Betty – When we look for an experience from life, our attention is stuck on a fraction of the whole. Transformation occurs when we know that our personal point of view supports our self-image. And knowing is without a specific knower to gain or lose.
Joe – You remind me we don’t become aware. We are aware. Keshav and Joe are “I” thoughts, futilely looking to gain something from the moment.
Bear – I have grown tired of listening to my own made-up stories. They prevent me from opening to the inspiration in plain sight, in this eternal moment. I’m here to support both of us.
Russ – In any objectified and personalized relationship, there is always tension, which arises whenever we look to rid ourselves of demanding insecurity or a sense of lack. Embracing insecurity opens us to profound tranquility, presence, and openness.
Last month I had an experience that I’ve always dreamed of but didn’t have. I laid down in my yard, headphones blaring and just completely disregarded security and laid there vulnerable. It was amazing!!!
Raven – When I sit in our pool of water and a breeze moves the surface of the water, along with the idea of a separate me. Also noticed is that every object that appears in space-time, such as the passing clouds, thoughts, and emotions, comes and goes, but wakeful awareness is untouched by what changes. Along with a knowing that ever-present stillness is not a state entered or lost, it just is. There is just a knowing of the helplessness of thought.
I feel it when I stand silently filling the water fountains in my yard. The water pressure from the hose disrupting the bees who are quietly working to gather water causes them to fly and hover all around me. As my thoughts are void of object awareness, I hover in the space of bee flight without any need to objectify.
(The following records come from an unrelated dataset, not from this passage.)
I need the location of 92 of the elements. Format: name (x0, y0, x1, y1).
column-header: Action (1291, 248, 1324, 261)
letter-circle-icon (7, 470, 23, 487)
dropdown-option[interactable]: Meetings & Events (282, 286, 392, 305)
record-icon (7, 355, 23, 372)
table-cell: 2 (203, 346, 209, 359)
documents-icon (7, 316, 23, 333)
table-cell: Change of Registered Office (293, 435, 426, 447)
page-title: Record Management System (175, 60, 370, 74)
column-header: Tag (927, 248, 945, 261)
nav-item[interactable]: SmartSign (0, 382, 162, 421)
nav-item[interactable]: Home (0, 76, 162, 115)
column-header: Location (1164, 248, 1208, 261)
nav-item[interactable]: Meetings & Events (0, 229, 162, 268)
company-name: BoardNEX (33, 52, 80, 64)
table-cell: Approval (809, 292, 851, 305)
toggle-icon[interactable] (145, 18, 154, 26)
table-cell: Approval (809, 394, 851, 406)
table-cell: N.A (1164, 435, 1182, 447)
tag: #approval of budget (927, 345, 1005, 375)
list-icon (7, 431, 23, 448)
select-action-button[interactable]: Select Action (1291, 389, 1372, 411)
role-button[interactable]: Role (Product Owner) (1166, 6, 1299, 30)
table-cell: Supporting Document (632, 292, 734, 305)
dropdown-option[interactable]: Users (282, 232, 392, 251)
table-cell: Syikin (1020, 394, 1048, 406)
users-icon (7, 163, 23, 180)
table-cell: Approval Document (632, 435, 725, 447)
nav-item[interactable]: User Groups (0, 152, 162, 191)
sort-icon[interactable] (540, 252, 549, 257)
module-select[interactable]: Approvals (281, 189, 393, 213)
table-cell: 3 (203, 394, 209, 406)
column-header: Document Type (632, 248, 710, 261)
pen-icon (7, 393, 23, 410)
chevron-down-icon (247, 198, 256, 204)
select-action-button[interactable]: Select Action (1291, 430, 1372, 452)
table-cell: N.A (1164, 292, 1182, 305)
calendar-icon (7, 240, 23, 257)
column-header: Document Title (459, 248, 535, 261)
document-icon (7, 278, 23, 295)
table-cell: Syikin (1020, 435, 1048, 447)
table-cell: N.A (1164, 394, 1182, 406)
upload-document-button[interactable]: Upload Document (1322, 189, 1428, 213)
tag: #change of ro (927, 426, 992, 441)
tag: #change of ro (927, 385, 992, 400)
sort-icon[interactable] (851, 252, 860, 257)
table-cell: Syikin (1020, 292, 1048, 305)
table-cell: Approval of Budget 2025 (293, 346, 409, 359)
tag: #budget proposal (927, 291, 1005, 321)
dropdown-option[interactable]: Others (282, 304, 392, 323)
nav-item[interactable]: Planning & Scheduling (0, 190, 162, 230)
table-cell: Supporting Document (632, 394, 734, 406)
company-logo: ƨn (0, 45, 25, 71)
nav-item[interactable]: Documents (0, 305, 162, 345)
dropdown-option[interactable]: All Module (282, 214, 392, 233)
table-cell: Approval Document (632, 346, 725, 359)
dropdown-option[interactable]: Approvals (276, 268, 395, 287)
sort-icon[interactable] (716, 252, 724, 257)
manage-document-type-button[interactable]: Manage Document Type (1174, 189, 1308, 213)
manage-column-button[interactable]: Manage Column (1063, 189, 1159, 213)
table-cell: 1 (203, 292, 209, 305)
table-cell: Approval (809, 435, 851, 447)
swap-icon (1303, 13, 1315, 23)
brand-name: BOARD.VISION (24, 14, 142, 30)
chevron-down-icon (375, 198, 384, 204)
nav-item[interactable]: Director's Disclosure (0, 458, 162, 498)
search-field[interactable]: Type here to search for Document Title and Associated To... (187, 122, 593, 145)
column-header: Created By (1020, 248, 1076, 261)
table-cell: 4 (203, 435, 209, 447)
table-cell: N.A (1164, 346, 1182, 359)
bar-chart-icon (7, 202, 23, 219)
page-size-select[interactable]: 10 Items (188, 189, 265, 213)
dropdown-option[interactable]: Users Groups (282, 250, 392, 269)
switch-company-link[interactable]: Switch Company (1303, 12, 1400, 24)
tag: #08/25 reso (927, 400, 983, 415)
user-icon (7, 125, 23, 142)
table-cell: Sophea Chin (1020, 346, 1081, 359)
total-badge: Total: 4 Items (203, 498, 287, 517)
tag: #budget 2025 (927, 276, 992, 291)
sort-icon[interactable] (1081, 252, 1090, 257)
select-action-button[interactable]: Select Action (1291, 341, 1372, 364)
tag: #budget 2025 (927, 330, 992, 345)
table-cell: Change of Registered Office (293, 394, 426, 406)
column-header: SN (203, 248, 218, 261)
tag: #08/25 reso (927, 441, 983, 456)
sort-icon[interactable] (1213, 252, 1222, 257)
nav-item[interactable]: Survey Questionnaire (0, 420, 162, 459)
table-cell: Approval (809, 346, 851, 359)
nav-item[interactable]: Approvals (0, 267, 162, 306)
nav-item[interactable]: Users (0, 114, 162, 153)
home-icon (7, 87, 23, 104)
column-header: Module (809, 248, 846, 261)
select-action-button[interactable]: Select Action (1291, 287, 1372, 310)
That was such a beautiful post Betty, thank you. The world is so small when it’s all about ourselves. Everything seems possible when approaching it from a non-relative perspective. It’s been interesting for me to discover that the degree to which I am open, is directly proportional with my willingness to let go of the need for control and security.
When I am not present, there are stories and expectations. When present, there is an old friend that needs my compassion and help. Slow and steady, one step at a time that’s what I am doing.
I have experienced the same object/thought an infinite different ways depending on how “Joe” was feeling at the time. When I am rooted in objectless awareness there is no desire to add anything into the present moment. There is just surfing.
I certainly have experienced the relief and freedom of allowing the dropping away of all the minutia that weighs me down. In the narrow perspective it seems so important and pulls at me. As I allow myself to be tortured and search for the way to make it all “right” I travel farther and farther away from Truth.
During and after a walk in nature, a time in meditation, our groups, or something that just stops me dead in my tracks like a thing of beauty, I experience “just allowing life to be,” and suddenly it all seems so absurd to even consider any other way of being. The knowing is, as our teacher has said repeatedly, “there is no where to go, nothing to do.” All is well.